Iwan Setiawan, 40 ans, adepte de la foi indigène Kapribaden, originaire de Jakarta, a affirmé qu’il n’avait pas encore reçu sa carte d’identité avec la phrase sanctionnée écrite dans la colonne religion, bien qu’il ait soumis la demande en 2019.

« J’ai vérifié auprès des autorités locales cette année. Mais elles m’ont dit que ce n’était pas encore prêt. L’un d’entre eux m’a même dit qu’il n’y avait que six religions reconnues. Ils ne comprennent pas vraiment la dernière politique ou quoi ? » a-t-il déclaré à UCA News.

Nilna Rusyda, une musulmane de la section Kuningan du réseau interconfessionnel des femmes, a déclaré que les musulmans n’avaient aucune objection à la pleine reconnaissance des croyances traditionnelles.

« Nous les respectons. Même si nous adhérons à des croyances différentes, nous avons les mêmes droits en tant que citoyens. Soyons unis dans la bonté », a-t-elle déclaré à UCA News.

Le révérend Jimmy Sormin, secrétaire général du bureau du témoignage et de l’intégrité de la création de l’IGP, a déclaré que l’IGP a fait de la liberté de religion une priorité majeure depuis 2019.

« L’IGP doit répondre à la question de la liberté de religion.

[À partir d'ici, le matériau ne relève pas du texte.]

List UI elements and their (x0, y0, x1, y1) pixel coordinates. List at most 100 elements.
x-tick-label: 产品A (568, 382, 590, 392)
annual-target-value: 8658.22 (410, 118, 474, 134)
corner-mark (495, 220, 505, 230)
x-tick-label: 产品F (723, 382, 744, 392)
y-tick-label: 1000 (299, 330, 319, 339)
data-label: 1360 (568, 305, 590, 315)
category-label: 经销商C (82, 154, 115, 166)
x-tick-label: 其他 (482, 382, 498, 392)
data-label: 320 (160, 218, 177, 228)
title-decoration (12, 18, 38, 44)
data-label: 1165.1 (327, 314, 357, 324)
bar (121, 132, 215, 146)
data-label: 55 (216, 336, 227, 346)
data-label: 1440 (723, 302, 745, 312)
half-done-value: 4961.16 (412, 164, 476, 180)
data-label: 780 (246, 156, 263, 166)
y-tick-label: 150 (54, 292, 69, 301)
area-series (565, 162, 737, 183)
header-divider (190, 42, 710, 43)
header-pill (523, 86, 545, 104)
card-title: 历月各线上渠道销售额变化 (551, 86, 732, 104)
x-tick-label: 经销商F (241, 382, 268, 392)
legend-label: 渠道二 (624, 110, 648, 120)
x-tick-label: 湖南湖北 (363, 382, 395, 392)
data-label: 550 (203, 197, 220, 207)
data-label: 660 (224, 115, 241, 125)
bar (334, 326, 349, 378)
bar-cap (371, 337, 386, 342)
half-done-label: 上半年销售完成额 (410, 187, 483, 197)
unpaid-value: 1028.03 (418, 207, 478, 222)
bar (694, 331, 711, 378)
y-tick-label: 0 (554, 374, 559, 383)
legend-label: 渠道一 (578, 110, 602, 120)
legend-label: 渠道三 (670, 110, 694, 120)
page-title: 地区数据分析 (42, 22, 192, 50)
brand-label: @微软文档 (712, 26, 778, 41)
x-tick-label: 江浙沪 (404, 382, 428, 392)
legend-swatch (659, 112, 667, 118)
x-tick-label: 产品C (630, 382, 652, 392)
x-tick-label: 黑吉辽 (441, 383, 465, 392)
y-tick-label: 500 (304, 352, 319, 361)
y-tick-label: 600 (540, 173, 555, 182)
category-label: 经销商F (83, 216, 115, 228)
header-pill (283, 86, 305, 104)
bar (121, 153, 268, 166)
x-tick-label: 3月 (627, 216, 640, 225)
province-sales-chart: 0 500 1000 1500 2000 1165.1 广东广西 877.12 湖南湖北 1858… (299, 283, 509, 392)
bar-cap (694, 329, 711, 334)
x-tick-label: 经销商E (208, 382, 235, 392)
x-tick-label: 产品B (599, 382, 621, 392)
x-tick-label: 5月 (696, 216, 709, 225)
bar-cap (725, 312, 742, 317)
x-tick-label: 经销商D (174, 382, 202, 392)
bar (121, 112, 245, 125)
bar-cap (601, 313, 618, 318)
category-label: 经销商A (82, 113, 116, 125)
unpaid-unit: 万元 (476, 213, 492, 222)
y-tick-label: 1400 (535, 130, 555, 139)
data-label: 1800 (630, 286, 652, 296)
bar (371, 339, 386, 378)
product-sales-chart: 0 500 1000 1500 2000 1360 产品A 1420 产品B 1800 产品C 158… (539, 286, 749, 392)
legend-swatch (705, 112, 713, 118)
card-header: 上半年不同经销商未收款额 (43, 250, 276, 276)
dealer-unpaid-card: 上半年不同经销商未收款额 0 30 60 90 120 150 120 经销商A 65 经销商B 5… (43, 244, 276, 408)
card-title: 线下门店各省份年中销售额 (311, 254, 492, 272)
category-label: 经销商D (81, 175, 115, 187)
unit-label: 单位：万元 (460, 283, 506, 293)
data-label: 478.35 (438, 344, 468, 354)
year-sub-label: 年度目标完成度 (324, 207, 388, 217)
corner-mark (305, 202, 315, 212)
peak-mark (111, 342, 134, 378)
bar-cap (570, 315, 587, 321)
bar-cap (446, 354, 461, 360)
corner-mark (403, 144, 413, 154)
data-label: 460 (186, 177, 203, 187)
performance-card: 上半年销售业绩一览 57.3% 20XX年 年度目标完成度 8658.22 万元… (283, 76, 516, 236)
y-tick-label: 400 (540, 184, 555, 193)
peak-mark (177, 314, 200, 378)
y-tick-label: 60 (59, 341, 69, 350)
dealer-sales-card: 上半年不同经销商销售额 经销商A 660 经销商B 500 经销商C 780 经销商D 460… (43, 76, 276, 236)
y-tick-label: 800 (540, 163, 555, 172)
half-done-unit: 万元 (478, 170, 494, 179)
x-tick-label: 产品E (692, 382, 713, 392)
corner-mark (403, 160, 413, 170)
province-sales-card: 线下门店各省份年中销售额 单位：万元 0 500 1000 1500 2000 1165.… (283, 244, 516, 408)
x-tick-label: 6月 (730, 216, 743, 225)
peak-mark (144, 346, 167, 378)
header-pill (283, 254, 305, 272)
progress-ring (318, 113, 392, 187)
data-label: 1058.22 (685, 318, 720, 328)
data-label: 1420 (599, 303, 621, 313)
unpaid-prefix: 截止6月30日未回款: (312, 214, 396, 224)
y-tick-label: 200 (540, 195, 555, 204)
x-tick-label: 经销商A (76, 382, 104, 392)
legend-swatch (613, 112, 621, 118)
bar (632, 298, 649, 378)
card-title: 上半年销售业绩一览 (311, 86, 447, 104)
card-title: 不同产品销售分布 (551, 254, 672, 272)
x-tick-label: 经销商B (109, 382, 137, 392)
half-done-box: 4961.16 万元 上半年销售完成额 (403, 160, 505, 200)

C’est parce qu’il y a encore des défis à relever, notamment pour les adeptes des religions traditionnelles », a-t-il déclaré à UCA News.

« Ce que nous avons fait jusqu’à présent, c’est que nous avons invité tous les membres de PGI à transformer notre mission : comment nous proclamons l’Évangile au nom de la justice pour toutes les personnes dont les droits ne sont pas encore pleinement reconnus », a-t-il déclaré.